Mi familia llegó a Berkeley cuando yo tenía siete años. El año era 1964. De niño vi de reojo el Free Speech Movement, y luego ya de media cara el florecimiento del jipismo. La llegada de Bob Dylan y del rock. La edad de oro de la avenida Telegraph, con su pulular de bellas drop-outs en faldas largas, mezclillas acampanadas y melenas al aire. La luz negra sobre pósters fosforescentes anunciando conciertos de Jimmy Hendrix en el Filmore. La llegada de los hare krishna y del incienso. La disquería Leopold’s, y Cody’s Books. Amé siempre a Berkeley.

En diciembre de 1964, mientras mis hermanos y yo descubríamos la televisión a colores —inexistente en Chile en ese entonces— en un bellísimo televisor de marca Sylvania, Mario Savio dio su famoso discurso contra la mecanización y serialización de la universidad: “There’s a time when the operation of the machine becomes so odious, makes you so sick at heart, that you can’t take part!”. Fue el comienzo del quiebre generacional, y de la lucha contra aquello que se conoció como “el establishment”.

Mis padres compraron una vieja casona en los cerros de Kensington (calle Cambridge número 250, teléfono 524 6447) donde jugamos interminablemente, pero pasé también bastante tiempo en el campus de la universidad, porque luego íbamos a recoger a mi padre a su oficina, y sobre todo porque mi mamá, que había comenzado a estudiar, nos llevaba a veces a los jardines para que jugáramos mientras leía. Hace dos años di una conferencia en Berkeley y reconocí los jardines en que jugábamos: el riachuelo con su puente volado, el roble enano con un tronco hueco, la sombra de los redwoods gigantes…

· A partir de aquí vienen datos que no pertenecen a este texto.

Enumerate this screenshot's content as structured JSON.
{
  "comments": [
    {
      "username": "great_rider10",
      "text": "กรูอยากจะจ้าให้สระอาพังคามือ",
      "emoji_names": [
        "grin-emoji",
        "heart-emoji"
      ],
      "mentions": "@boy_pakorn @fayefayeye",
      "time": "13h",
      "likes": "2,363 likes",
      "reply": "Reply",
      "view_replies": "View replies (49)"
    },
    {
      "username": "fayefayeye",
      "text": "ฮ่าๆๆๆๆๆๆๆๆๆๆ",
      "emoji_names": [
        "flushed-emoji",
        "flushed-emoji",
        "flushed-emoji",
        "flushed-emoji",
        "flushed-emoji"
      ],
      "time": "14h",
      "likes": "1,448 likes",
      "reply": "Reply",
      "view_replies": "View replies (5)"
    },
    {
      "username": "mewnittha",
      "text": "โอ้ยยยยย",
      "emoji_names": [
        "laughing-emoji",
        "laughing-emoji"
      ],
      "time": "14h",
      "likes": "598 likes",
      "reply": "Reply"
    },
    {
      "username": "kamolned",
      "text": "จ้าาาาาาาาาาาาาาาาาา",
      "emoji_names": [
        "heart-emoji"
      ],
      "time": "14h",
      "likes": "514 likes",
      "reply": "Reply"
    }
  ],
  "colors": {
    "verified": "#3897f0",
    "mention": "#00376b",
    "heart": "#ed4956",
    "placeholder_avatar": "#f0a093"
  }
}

Fueron años para mí de muchísimos descubrimientos… Mis hermanos y yo estudiábamos en el Kensington Hilltop School. Por lo empinado del cerro, caminábamos la bici buena parte de la subida al colegio, y flotábamos ya libres de regreso a casa, oliendo la hiedra mojada y las coníferas de los jardines. En casa mis padres veían los noticieros de Walter Kronkite que mostraban la guerra en Vietnam en vivo, y por ahí de 1968 mi hermano Jorge, que tendría 14 años, comenzó a dejarse el pelo largo y trajo a casa el primer disco de Jefferson Airplane, Surrealistic Pillow.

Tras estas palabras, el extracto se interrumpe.